Adlai Stevenson said, “We cannot be any stronger in our foreign policy—for all the bombs and guns we may heap up in our arsenals—than we are in the spirit which rules inside the country. Foreign policy, like a river, cannot rise above its source.”  While he was at the UN during the early Johnson administration, in late 1964 and 1965, Adlai met with U.N. Secretary General U Thant to discuss negotiating an end to the war in Vietnam, but Johnson disagreed with that approach.  U Thant had this to say about Ambassador Adlai Stevenson:  “he stood as the embodiment of dedication to the principles of the United Nations.  His many speeches, which expressed so well his whole mental and intellectual approach, in the championship of fundamental rights, in defence of the dignity and worth of the human person, in support of the equal rights of nations large and small, were cheered and applauded by all sides of the house.  He not only spoke with a rare gift of phrase, but with such an obvious sincerity that his words carried conviction.”

Adlai Stevenson was a principled man, but he admitted, “It is often easier to fight for principles than to live up to them.”  But he was quite respected for his honesty and decency, and he was very popular too. 

His popularity had to do in part with the fact that Adlai Stevenson was an excellent speaker.  In 1956 when he was campaigning for president, a woman called out to him, “You have the vote of every thinking person!”  He answered her, "That's not enough, madam, we need a majority!"

Adlai Stevenson believed in our democracy.  He found his ideas to be unpopular at times, but he said, “A free society is one where it is safe to be unpopular.”  He spoke about the importance of sacrifice and said, “There are no gains without pains."

One final Adlai Stevenson quote, one that sounds like wisdom for today:  “What do we mean by patriotism in the context of our times?  I venture to suggest that what we mean is a sense of national responsibility ... a patriotism which is not short, frenzied outbursts of emotion, but the tranquil and steady dedication of a lifetime.”  Adlai Stevenson gave a lifetime of dedication to this country.

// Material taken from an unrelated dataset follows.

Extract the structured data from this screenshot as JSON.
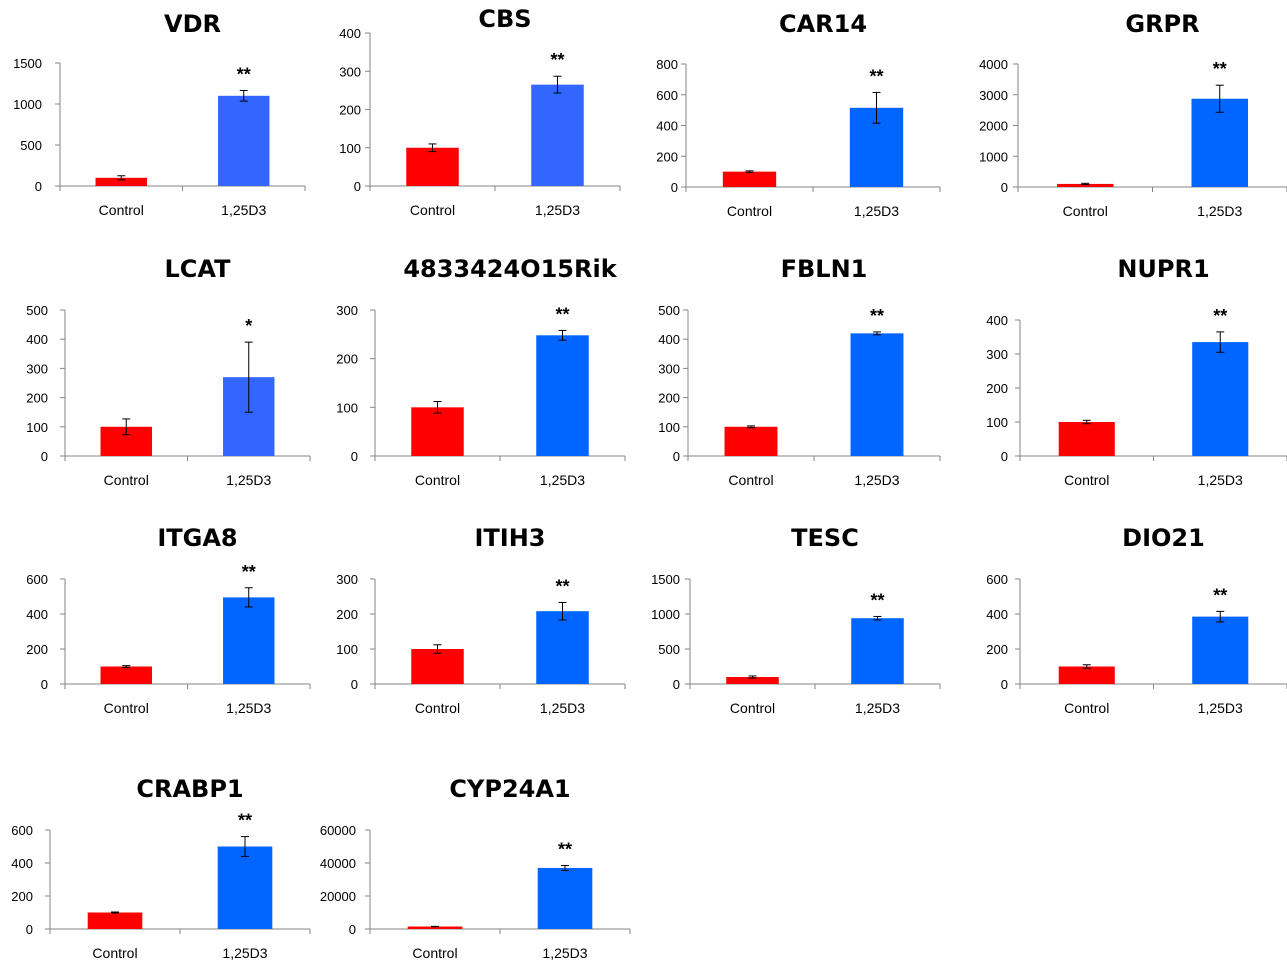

During the first half of the twentieth century, Mary White Ovington’s life was filled with struggles for equality – women’s rights, suffrage, desegregation, and anti-racism work.  She stayed behind the scenes, building up and sustaining important organizations, especially the NAACP.  Adlai Stevenson II was up front, beginning his public life not long before Mary Ovington was winding hers down.  As we moved beyond the precipice of World War II and the dawn of the nuclear age, Adlai stood before the people of this country and the world and spoke eloquently for peace, diplomacy, responsibility, sacrifice, and disarmament.  They both drew religious inspiration from their Unitarian churches.  Their fellow 20th century Unitarians were also working hard for equality and for peace, both in the background and in the forefront of the social movements of the time.  A great band of witnesses has come before us, and we do not so much follow them, as pick up the banner where they left off, and move forward for equality and peace and justice in whatever way we are called.  Amen.